Though some of the midshipmen might have laughed, the captain looked as grave as a judge, and so did the other officers. Master Richard went down the ladder, and saw his party off: then he again came up the side, and walked about the deck by himself, evidently not knowing exactly what to do. At last, the first-lieutenant, Mr Blunt, went up to him.

“Have you ever been to sea before, Mr Plumb?” he asked.

“No, indeed, I have not,” was the answer, “and I am rather doubtful—”

“Well, well,” broke in Mr Blunt, “remember, I speak to you as a friend. You should say, ‘Sir!’ when you address a superior officer.”

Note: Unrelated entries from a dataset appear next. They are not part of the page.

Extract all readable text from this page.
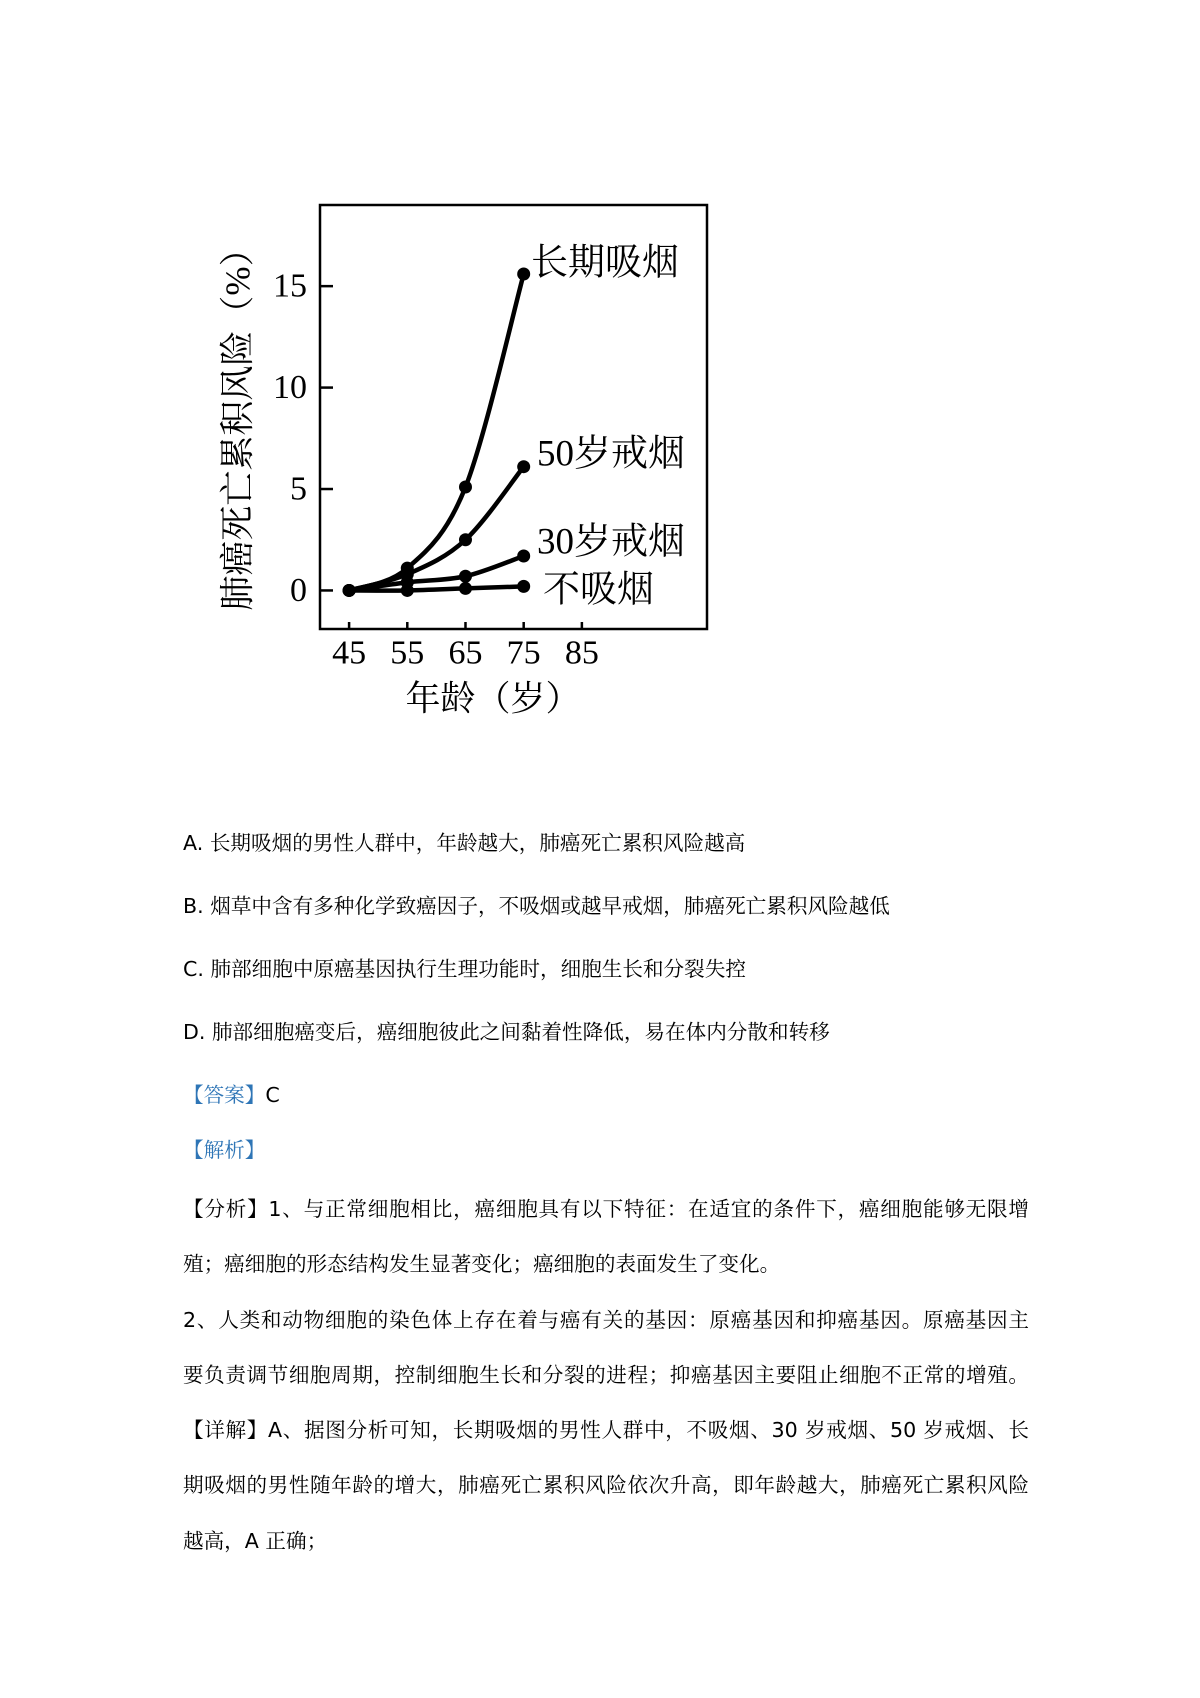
0
5
10
15
45 55 65 75 85
长期吸烟
50岁戒烟
30岁戒烟
不吸烟
年龄（岁）
肺癌死亡累积风险（%）
A. 长期吸烟的男性人群中，年龄越大，肺癌死亡累积风险越高
B. 烟草中含有多种化学致癌因子，不吸烟或越早戒烟，肺癌死亡累积风险越低
C. 肺部细胞中原癌基因执行生理功能时，细胞生长和分裂失控
D. 肺部细胞癌变后，癌细胞彼此之间黏着性降低，易在体内分散和转移
【答案】C
【解析】
【分析】1、与正常细胞相比，癌细胞具有以下特征：在适宜的条件下，癌细胞能够无限增
殖；癌细胞的形态结构发生显著变化；癌细胞的表面发生了变化。
2、人类和动物细胞的染色体上存在着与癌有关的基因：原癌基因和抑癌基因。原癌基因主
要负责调节细胞周期，控制细胞生长和分裂的进程；抑癌基因主要阻止细胞不正常的增殖。
【详解】A、据图分析可知，长期吸烟的男性人群中，不吸烟、30 岁戒烟、50 岁戒烟、长
期吸烟的男性随年龄的增大，肺癌死亡累积风险依次升高，即年龄越大，肺癌死亡累积风险
越高，A 正确；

“Certainly,” answered Master Dicky, “but I did not know you were my superior officer.”

The lieutenant laughed.

“You will have a good deal to learn, I suspect, Mr Plumb. Remember, I am the first-lieutenant of the ship, and you must obey with promptitude any orders which I, or any of the other lieutenants give, or the master, or the warrant-officers, or, indeed, any officers on duty, may issue. You have a great many people above you on board this ship, Mr Plumb.”

“So it seems, sir,” said Richard, “but if they all try to teach me my duty, so much the better; I shall learn the faster.”

“You will,” said Mr Blunt, “only there is one thing you must never pretend to be, and that is—stupid. The captain believes you to be one of the sharpest lads who ever came to sea; and, let me tell you, he is not the man to allow anybody to gainsay his opinion.”